The question is complicated by other ambiguous indicators.

Implied oil demand rose just 1.6 percent, the weakest yearly rate in more than two decades, Reuters reported.

According to state-owned China National Petroleum Corp. (CNPC), the growth in apparent oil consumption was 1.7 percent, which it called the smallest in 13 years.

The oil figures seem to conflict with the more bullish implications of electricity use and the rise in urban smog.

But the results reported by the coal industry are even more curious.

The China National Coal Association (CNCA) reported that growth in coal consumption slowed to 2.6 percent last year, reaching 3.61  billion metric tons.

The rate is slightly more than the 2.5-percent growth reported by he NBS for 2012, but still seemingly at odds with the 7.5-percent rise in electricity use, since coal is China's main fuel for power.

'A difficult question'

Philip Andrews-Speed, a China energy expert at National University of Singapore, said the question of conflicting reports is "a really difficult one."
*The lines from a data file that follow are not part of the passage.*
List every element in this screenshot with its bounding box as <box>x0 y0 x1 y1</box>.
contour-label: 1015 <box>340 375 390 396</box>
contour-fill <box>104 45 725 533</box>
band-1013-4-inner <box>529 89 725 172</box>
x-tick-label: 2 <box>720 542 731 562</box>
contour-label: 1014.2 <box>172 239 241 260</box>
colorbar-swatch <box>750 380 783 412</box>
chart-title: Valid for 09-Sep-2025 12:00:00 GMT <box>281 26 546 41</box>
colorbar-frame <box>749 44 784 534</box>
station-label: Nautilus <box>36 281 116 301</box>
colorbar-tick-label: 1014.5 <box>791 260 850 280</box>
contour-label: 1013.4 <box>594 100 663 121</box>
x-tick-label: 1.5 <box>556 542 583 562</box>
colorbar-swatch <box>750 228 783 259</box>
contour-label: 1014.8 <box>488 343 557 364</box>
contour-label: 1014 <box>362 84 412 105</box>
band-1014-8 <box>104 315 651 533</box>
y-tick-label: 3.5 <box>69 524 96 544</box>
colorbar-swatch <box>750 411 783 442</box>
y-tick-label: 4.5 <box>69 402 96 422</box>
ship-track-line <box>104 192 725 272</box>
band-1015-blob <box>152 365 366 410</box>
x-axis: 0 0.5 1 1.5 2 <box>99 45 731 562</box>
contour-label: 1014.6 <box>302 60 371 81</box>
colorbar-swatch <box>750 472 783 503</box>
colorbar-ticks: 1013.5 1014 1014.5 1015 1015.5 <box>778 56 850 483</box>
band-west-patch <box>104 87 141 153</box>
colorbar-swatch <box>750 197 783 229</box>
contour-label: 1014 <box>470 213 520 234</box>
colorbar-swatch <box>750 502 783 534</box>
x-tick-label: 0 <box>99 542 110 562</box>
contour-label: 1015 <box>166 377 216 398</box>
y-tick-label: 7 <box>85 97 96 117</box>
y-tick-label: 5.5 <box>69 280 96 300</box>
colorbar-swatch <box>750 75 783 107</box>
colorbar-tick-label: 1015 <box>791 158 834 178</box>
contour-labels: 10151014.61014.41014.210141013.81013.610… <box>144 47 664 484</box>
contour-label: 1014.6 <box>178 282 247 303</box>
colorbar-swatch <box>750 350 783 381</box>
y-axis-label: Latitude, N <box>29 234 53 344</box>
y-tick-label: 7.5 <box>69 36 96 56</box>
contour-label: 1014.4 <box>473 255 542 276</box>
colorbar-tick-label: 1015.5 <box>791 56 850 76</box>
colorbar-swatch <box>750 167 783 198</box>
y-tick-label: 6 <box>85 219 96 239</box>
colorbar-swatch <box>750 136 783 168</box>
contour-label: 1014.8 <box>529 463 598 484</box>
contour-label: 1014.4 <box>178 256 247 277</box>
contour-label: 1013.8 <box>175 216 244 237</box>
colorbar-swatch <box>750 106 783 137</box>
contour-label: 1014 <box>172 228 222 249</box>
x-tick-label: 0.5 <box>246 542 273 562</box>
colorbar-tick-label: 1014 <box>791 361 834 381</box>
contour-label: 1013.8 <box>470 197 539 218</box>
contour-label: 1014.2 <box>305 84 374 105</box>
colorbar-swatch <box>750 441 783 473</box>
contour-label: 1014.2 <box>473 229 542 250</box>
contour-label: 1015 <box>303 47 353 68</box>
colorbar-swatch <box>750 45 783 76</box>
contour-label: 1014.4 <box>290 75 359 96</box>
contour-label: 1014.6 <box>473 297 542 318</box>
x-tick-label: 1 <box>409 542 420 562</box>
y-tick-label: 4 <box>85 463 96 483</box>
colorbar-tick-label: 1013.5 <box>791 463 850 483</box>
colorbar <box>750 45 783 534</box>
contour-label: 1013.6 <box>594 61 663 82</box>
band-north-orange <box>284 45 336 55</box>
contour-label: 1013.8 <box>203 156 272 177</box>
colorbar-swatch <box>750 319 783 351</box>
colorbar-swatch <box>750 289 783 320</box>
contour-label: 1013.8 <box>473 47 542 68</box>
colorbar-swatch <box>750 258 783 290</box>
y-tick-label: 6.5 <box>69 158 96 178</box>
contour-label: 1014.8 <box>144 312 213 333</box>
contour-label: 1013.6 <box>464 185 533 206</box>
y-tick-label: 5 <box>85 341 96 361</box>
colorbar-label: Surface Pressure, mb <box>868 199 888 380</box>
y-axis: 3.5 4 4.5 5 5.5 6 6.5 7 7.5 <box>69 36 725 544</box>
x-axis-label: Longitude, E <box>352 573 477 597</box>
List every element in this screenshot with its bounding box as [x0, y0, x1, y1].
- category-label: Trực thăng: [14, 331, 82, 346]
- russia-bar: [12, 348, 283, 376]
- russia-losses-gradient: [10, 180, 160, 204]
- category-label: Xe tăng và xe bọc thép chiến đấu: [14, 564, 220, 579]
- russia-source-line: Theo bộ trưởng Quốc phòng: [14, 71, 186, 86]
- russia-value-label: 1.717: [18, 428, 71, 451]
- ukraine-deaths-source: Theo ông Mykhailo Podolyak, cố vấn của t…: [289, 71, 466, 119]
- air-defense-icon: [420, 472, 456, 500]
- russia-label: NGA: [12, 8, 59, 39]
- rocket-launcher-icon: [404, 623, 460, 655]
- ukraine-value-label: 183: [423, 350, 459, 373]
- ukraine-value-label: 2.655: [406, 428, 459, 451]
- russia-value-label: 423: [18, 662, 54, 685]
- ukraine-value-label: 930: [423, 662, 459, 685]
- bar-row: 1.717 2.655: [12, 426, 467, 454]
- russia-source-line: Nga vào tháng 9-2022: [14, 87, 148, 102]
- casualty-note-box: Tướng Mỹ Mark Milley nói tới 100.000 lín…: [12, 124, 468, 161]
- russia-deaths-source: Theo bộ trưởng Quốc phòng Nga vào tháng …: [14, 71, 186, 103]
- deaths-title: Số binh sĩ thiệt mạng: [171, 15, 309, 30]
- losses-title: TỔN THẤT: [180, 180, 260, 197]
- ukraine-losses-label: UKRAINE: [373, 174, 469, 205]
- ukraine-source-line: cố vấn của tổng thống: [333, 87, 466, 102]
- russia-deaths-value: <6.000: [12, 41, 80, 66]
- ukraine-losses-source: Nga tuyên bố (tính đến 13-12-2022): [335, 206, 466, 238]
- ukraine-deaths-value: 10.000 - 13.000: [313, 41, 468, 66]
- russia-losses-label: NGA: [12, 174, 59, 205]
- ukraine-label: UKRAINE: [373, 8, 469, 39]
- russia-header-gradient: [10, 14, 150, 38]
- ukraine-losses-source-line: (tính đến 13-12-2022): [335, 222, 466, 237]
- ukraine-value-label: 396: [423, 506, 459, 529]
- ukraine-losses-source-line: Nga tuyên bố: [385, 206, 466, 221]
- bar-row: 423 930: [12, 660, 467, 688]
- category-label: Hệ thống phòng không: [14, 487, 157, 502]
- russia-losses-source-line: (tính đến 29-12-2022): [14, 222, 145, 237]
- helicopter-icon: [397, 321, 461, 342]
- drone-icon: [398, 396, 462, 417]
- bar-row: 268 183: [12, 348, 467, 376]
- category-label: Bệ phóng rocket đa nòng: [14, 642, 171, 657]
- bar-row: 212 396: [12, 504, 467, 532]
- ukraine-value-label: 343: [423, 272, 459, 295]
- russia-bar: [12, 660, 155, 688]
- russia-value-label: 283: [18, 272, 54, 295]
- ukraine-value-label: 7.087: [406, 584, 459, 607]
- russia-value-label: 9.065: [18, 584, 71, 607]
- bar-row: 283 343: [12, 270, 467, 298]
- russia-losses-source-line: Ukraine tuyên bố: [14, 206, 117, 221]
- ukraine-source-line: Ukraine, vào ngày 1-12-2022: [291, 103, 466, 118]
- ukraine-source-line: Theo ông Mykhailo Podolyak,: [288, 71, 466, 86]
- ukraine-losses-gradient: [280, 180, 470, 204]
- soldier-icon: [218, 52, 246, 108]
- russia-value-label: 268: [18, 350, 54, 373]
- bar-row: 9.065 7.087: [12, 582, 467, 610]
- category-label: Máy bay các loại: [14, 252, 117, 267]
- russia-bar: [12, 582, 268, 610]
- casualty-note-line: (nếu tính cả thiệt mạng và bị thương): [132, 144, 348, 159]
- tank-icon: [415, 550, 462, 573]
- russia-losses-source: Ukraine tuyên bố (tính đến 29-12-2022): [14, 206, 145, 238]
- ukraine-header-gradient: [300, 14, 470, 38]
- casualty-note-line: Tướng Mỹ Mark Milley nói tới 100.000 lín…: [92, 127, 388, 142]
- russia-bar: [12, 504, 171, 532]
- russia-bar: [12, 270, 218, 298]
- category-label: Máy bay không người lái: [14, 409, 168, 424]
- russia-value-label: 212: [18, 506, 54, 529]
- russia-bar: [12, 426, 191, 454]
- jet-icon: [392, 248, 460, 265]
"Why so much extra electricity with so little extra coal?" Andrews-Speed asked.

China has made great strides in renewable energy sources like solar and wind power, as well as natural gas, but probably not enough to account for the discrepancy between power and coal consumption growth.

According to the 2013 World Energy Outlook of the Paris- based International Energy Agency, coal supplied 88 percent of China's electricity demand in 2011, suggesting consumption should have advanced on parallel tracks.

Between 1990 and 2011, the share of coal consumption accounted for by power generation doubled from 26 to 52 percent, Andrews-Speed said.

Slumping coal prices for most of last year might also have been expected to encourage consumption. China's five major power companies reported an 18-percent jump in combined profits last year thanks to low coal prices, the official Xinhua news agency said.

The difficulty posed by China's data is compounded by the fact that it comes from such a variety of sources, including the NBS, the NEA, and industry, while official GDP figures are frequently criticized as unreliable.

A Xinhua report on Jan. 23 noted that the sum of provincial-level GDP figures for last year exceeded the national total by 2 trillion yuan (U.S. $330 billion), even before three of the 31 provincial governments had submitted results.

Common inconsistencies

Such inconsistencies in NBS estimates have been common over the past decade.

"One plus one equals two. But it's not always the case when you are talking about the calculating of local and national GDP data in China," Xinhua said, calling the addition error "a somewhat peculiar math problem."

But Andrews-Speed said 2013 was not unique in its apparent conflicts with energy data. Over the past 13 years, China has recorded similarly large and unexplained gaps in growth rates between power and coal consumption during the periods 2000-2002 and 2007-2008.

Andrews-Speed said the answer to the puzzle may be contained in research by China energy expert Kevin Jianjun Tu, formerly of the Carnegie Endowment for International Peace in Washington.

In a 2011 paper for Stanford University, Tu found that the sum of coal consumption figures from the provinces has frequently topped national totals by as much as 500 million tons annually for the past decade. The excess is suspected to be a sign of illegitimate trade in coal.

Andrews-Speed noted that the biggest discrepancies in reporting correspond to the years with the greatest gaps in consumption growth between coal and power.

The correlation suggests that China may be burning far more coal than estimated in the industry reports, Andrews- Speed said.

If so, that could explain the big difference between growth rates in coal and power consumption last year and, more importantly, the big increase in urban smog.